🤖 AI Summary
Traditional decoding probes struggle to independently assess the contribution of individual features to language model representations and are susceptible to confounding effects arising from feature correlations. This work proposes a novel encoding probe paradigm that analyzes the information encoded in model representations by linearly reconstructing internal states from interpretable features—such as acoustic, phonological, syntactic, lexical, and speaker identity attributes. This approach enables, for the first time, disentangled evaluation of each feature’s contribution and facilitates cross-modal comparisons. Experimental results demonstrate that syntactic and lexical features provide independent contributions to representation reconstruction, whereas speaker-related effects are highly dependent on training objectives and datasets, thereby validating the method’s efficacy and complementarity to existing probing techniques.
📝 Abstract
Probing is widely used to study which features can be decoded from language model representations.
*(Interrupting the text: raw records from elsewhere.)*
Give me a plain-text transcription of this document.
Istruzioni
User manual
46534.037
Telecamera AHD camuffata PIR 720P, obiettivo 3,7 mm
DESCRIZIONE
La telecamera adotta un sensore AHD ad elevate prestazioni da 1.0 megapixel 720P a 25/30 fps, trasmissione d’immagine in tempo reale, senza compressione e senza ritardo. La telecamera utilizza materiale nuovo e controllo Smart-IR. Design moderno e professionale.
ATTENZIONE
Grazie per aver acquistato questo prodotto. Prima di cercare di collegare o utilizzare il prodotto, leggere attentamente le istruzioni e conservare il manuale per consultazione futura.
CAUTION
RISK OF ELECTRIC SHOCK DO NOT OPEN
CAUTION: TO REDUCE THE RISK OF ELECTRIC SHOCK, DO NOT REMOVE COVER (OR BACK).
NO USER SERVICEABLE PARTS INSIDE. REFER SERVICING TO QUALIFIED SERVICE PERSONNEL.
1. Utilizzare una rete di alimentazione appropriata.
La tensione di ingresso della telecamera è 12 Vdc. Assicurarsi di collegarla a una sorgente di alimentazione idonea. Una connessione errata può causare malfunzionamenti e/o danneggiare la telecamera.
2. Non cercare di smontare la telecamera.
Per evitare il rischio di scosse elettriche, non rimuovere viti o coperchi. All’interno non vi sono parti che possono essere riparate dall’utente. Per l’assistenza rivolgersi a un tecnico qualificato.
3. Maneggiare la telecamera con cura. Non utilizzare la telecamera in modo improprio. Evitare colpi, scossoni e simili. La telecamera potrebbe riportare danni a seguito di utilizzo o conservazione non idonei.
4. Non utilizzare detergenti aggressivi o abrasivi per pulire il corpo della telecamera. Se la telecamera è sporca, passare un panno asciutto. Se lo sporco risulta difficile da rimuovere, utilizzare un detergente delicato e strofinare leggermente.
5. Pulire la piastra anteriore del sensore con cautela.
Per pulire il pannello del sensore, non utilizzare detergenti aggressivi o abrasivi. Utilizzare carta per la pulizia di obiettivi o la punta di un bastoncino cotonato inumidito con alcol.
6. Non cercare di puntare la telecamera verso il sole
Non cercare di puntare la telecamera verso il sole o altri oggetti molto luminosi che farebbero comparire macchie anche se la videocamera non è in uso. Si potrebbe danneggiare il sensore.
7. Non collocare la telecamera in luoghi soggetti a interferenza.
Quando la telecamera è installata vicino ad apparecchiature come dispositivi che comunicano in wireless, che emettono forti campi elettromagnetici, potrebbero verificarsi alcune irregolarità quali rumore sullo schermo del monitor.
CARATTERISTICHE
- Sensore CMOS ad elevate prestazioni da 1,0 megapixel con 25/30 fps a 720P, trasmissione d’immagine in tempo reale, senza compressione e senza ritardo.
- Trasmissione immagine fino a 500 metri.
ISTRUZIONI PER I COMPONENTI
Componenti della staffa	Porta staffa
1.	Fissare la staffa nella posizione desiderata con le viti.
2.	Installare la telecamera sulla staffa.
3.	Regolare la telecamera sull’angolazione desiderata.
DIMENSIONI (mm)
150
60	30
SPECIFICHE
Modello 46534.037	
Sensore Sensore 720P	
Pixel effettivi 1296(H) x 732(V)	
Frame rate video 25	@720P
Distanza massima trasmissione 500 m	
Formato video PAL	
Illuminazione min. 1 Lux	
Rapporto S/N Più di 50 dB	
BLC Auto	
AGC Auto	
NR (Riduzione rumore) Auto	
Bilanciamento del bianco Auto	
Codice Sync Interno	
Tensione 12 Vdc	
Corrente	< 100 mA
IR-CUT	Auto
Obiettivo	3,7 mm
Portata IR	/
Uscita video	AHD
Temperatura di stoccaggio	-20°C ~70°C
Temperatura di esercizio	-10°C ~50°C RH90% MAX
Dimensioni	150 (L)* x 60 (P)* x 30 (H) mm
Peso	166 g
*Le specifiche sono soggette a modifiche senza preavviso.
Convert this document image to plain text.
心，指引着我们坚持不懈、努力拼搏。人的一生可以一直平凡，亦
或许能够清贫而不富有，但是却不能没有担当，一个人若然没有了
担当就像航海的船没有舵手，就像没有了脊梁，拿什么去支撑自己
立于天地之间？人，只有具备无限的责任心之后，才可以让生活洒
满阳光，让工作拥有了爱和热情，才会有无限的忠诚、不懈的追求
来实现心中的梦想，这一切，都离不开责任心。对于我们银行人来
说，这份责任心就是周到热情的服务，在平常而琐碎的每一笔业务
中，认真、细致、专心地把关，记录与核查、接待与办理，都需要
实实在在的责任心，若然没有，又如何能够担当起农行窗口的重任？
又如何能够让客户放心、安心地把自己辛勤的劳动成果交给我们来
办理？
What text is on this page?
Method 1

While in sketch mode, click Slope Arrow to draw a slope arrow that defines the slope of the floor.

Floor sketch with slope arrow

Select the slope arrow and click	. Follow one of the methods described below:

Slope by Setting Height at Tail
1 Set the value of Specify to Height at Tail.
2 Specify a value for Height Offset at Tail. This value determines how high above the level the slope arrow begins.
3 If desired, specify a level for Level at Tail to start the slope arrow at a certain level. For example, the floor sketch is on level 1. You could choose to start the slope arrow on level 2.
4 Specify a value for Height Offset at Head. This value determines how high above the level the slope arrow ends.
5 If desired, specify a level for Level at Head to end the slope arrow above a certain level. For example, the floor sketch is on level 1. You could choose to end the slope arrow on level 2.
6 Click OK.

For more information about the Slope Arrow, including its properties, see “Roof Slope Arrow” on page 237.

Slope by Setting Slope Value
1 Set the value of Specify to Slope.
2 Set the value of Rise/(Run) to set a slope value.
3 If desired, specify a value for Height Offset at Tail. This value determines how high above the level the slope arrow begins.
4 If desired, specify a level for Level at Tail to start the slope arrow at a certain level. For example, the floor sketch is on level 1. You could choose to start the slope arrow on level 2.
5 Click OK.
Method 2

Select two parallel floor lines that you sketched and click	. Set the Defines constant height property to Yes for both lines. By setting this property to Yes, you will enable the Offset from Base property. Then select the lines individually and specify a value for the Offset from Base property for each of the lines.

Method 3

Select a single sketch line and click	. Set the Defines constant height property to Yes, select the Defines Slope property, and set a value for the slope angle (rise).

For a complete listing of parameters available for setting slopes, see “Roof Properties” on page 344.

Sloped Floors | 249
However, the common decoding probe approach has two limitations that we aim to solve with our new encoding probe approach: contributions of different features to model representations cannot be directly compared, and feature correlations can affect probing results. We present an Encoding Probe that reverses this direction and reconstructs internal representations of models using interpretable features. We evaluate this method on text and speech transformer models, using feature sets spanning acoustics, phonetics, syntax, lexicon, and speaker identity. Our results suggest that speaker-related effects vary strongly across different training objectives and datasets, while syntactic and lexical features contribute independently to reconstruction. These results show that the Encoding Probe provides a complementary perspective on interpreting model representations beyond decodability.